I wondered how much it would cost to get my own volumes. Fortunately my dad was an early EBay user… He found used copies of the volumes. I don’t have the receipt, but I think they were about forty dollars each. That’s a lot if your income is babysitting, Christmas and birthday money, and doing work for neighbors. But I had the funds in savings and would still have a little leftover. (Never go into debt to buy books!)
It felt like a lot of money, but in my mind, these books were key to my “research” and understanding of the Civil War. The purchase was made! And I became the proud owner of both volumes: Generals In Blue and Generals In Gray.
In the following years, I continued using these resources. I researched and wrote out an order of battle list for the armies at Gettysburg, using those book as reference. (Much to my chagrin, I discovered that Order of Battle lists are a relatively common thing and readily available if one knows where to look. But in my early teens I thought I was doing ground-breaking research.)

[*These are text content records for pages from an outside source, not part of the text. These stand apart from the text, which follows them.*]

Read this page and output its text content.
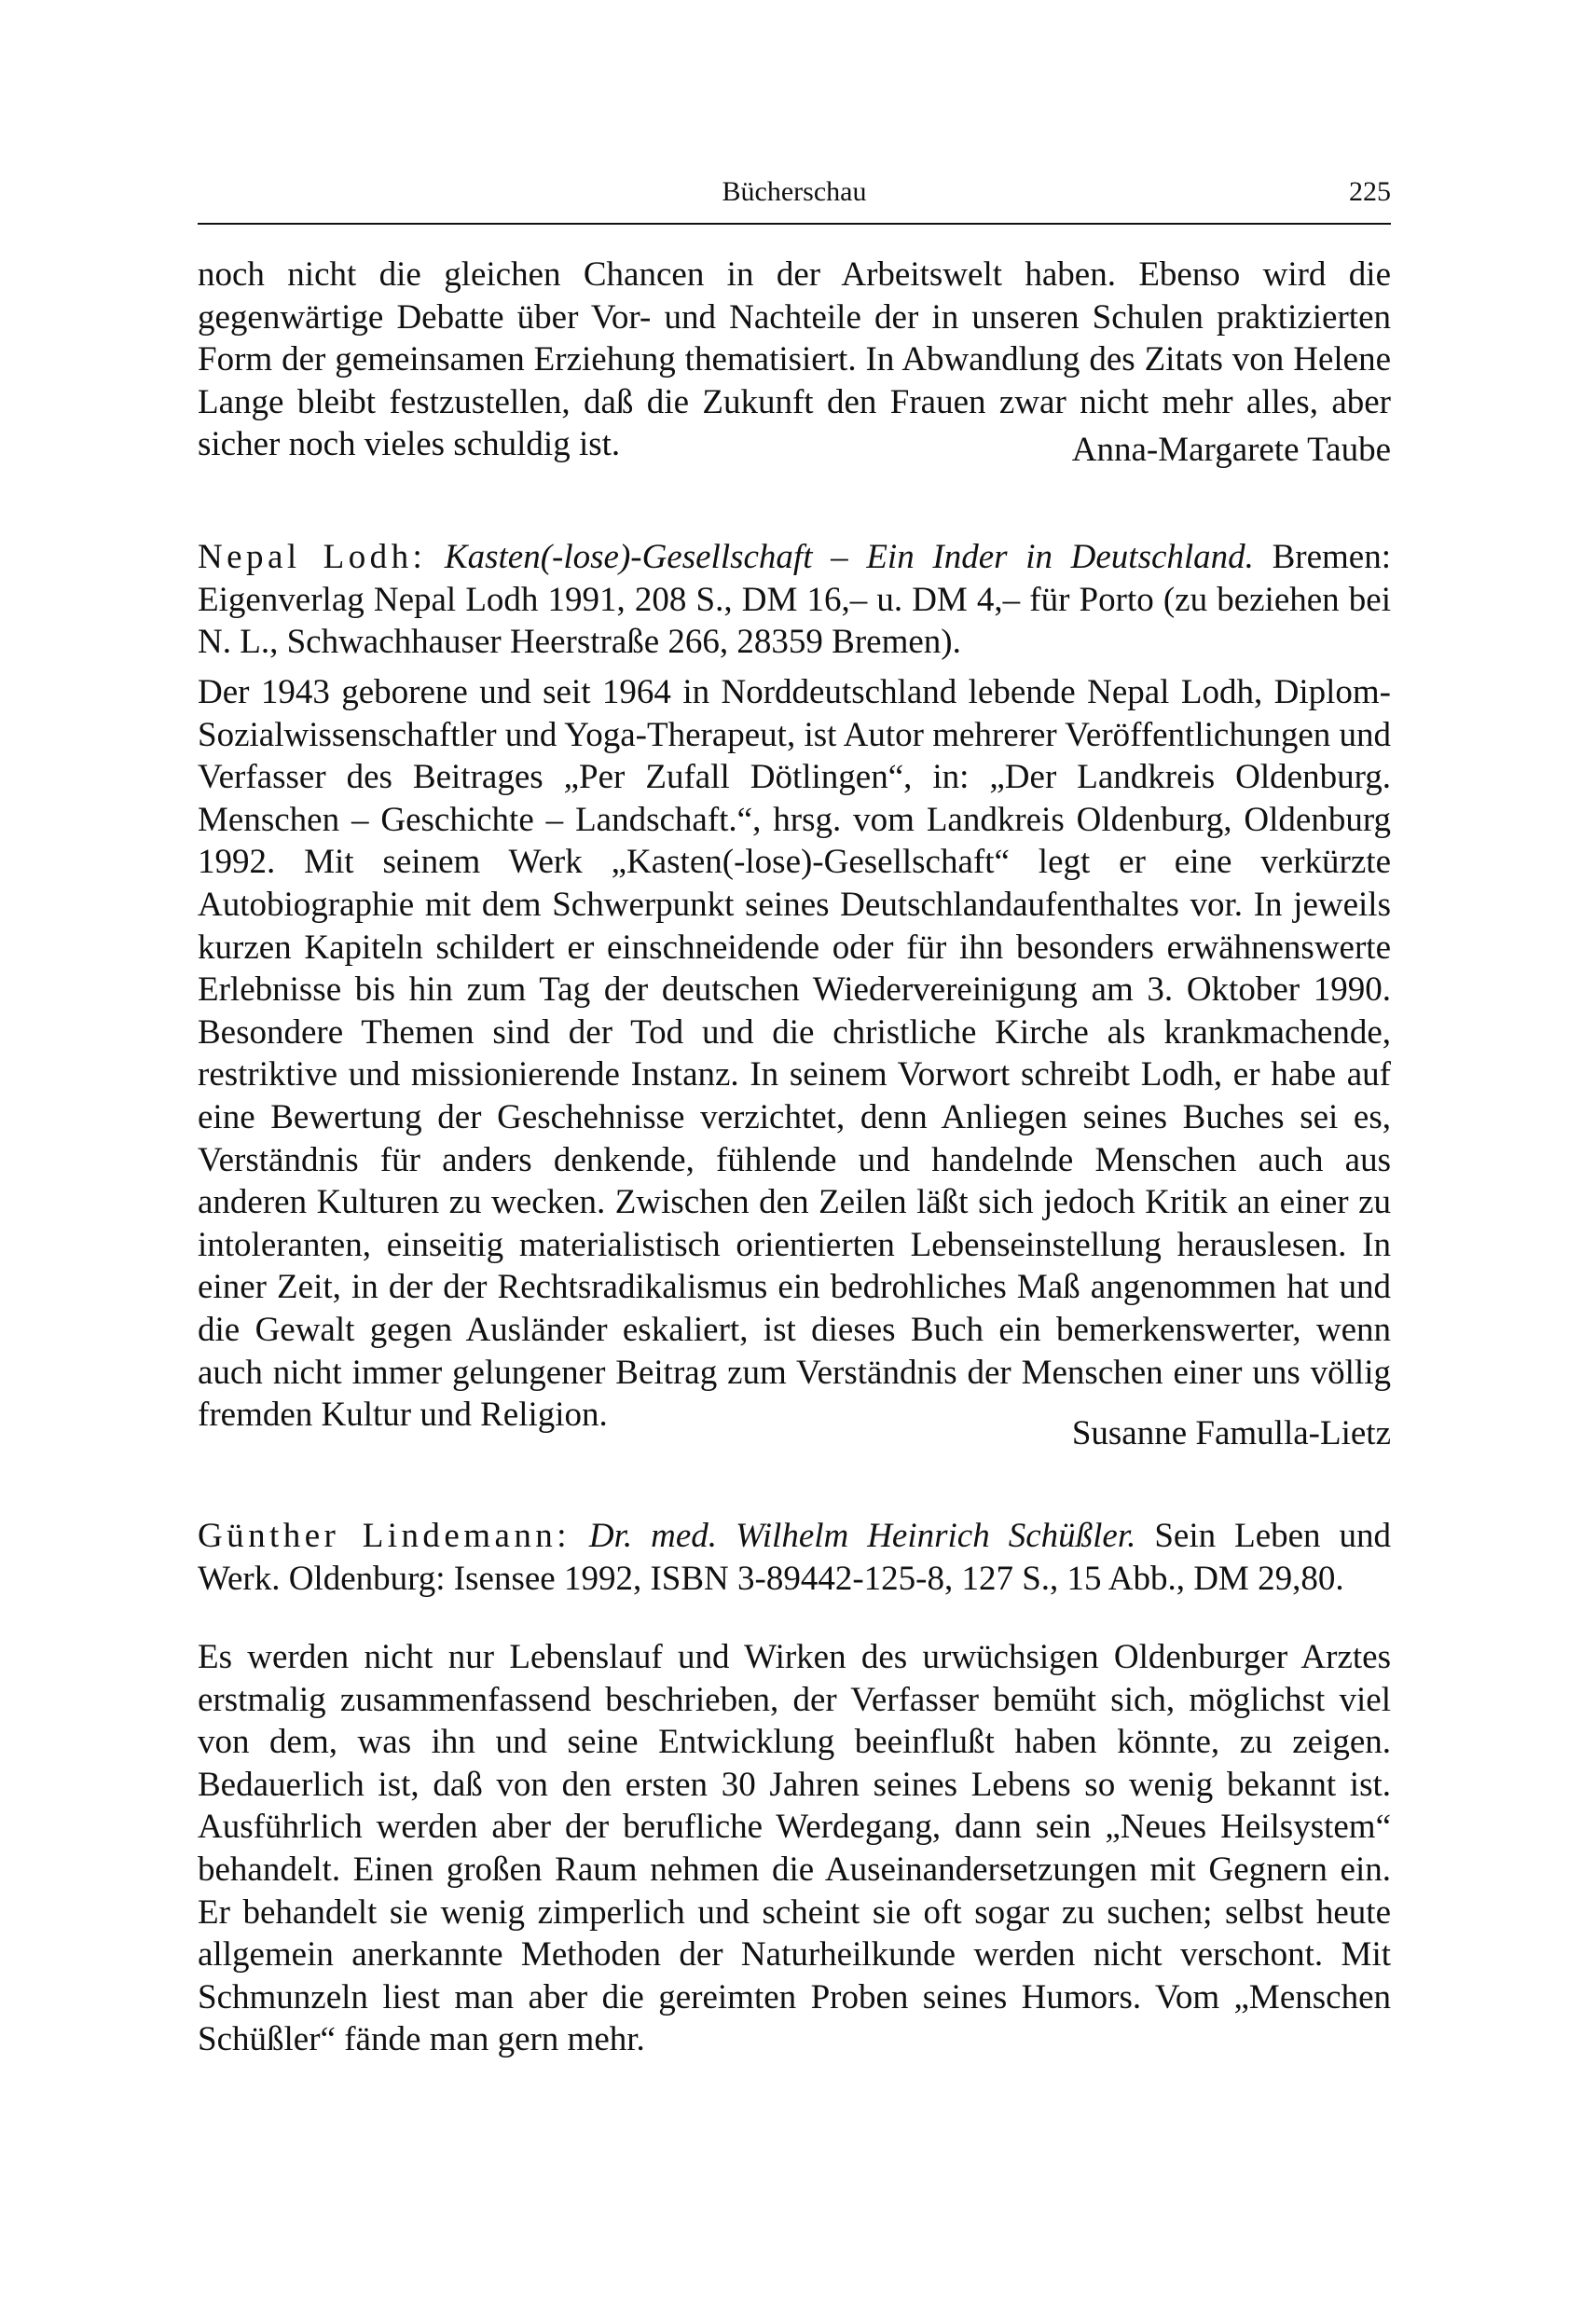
Bücherschau	225

noch nicht die gleichen Chancen in der Arbeitswelt haben. Ebenso wird die gegenwärtige Debatte über Vor- und Nachteile der in unseren Schulen praktizierten Form der gemeinsamen Erziehung thematisiert. In Abwandlung des Zitats von Helene Lange bleibt festzustellen, daß die Zukunft den Frauen zwar nicht mehr alles, aber sicher noch vieles schuldig ist.	Anna-Margarete Taube

Nepal Lodh: Kasten(-lose)-Gesellschaft – Ein Inder in Deutschland. Bremen: Eigenverlag Nepal Lodh 1991, 208 S., DM 16,– u. DM 4,– für Porto (zu beziehen bei N. L., Schwachhauser Heerstraße 266, 28359 Bremen).

Der 1943 geborene und seit 1964 in Norddeutschland lebende Nepal Lodh, Diplom-Sozialwissenschaftler und Yoga-Therapeut, ist Autor mehrerer Veröffentlichungen und Verfasser des Beitrages „Per Zufall Dötlingen“, in: „Der Landkreis Oldenburg. Menschen – Geschichte – Landschaft.“, hrsg. vom Landkreis Oldenburg, Oldenburg 1992. Mit seinem Werk „Kasten(-lose)-Gesellschaft“ legt er eine verkürzte Autobiographie mit dem Schwerpunkt seines Deutschlandaufenthaltes vor. In jeweils kurzen Kapiteln schildert er einschneidende oder für ihn besonders erwähnenswerte Erlebnisse bis hin zum Tag der deutschen Wiedervereinigung am 3. Oktober 1990. Besondere Themen sind der Tod und die christliche Kirche als krankmachende, restriktive und missionierende Instanz. In seinem Vorwort schreibt Lodh, er habe auf eine Bewertung der Geschehnisse verzichtet, denn Anliegen seines Buches sei es, Verständnis für anders denkende, fühlende und handelnde Menschen auch aus anderen Kulturen zu wecken. Zwischen den Zeilen läßt sich jedoch Kritik an einer zu intoleranten, einseitig materialistisch orientierten Lebenseinstellung herauslesen. In einer Zeit, in der der Rechtsradikalismus ein bedrohliches Maß angenommen hat und die Gewalt gegen Ausländer eskaliert, ist dieses Buch ein bemerkenswerter, wenn auch nicht immer gelungener Beitrag zum Verständnis der Menschen einer uns völlig fremden Kultur und Religion.	Susanne Famulla-Lietz

Günther Lindemann: Dr. med. Wilhelm Heinrich Schüßler. Sein Leben und Werk. Oldenburg: Isensee 1992, ISBN 3-89442-125-8, 127 S., 15 Abb., DM 29,80.

Es werden nicht nur Lebenslauf und Wirken des urwüchsigen Oldenburger Arztes erstmalig zusammenfassend beschrieben, der Verfasser bemüht sich, möglichst viel von dem, was ihn und seine Entwicklung beeinflußt haben könnte, zu zeigen. Bedauerlich ist, daß von den ersten 30 Jahren seines Lebens so wenig bekannt ist. Ausführlich werden aber der berufliche Werdegang, dann sein „Neues Heilsystem“ behandelt. Einen großen Raum nehmen die Auseinandersetzungen mit Gegnern ein. Er behandelt sie wenig zimperlich und scheint sie oft sogar zu suchen; selbst heute allgemein anerkannte Methoden der Naturheilkunde werden nicht verschont. Mit Schmunzeln liest man aber die gereimten Proben seines Humors. Vom „Menschen Schüßler“ fände man gern mehr.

But it wasn’t all seriousness… I spent time playing a game called “who’s most handsome.” I would page through the volumes and nominate the best-looking general for the day or week. When that got boring, the game morphed into “ugliness general” and the “general with the most messed up hair.” Geeky history girl!
Looking back, “The Generals” were my first major Civil War book purchase in my collection (addiction?) and I think the choice the invest added seriousness in my childish mind for research and chasing down the facts.
What history book purchases have been “transformative” for your collection or grounding your studies?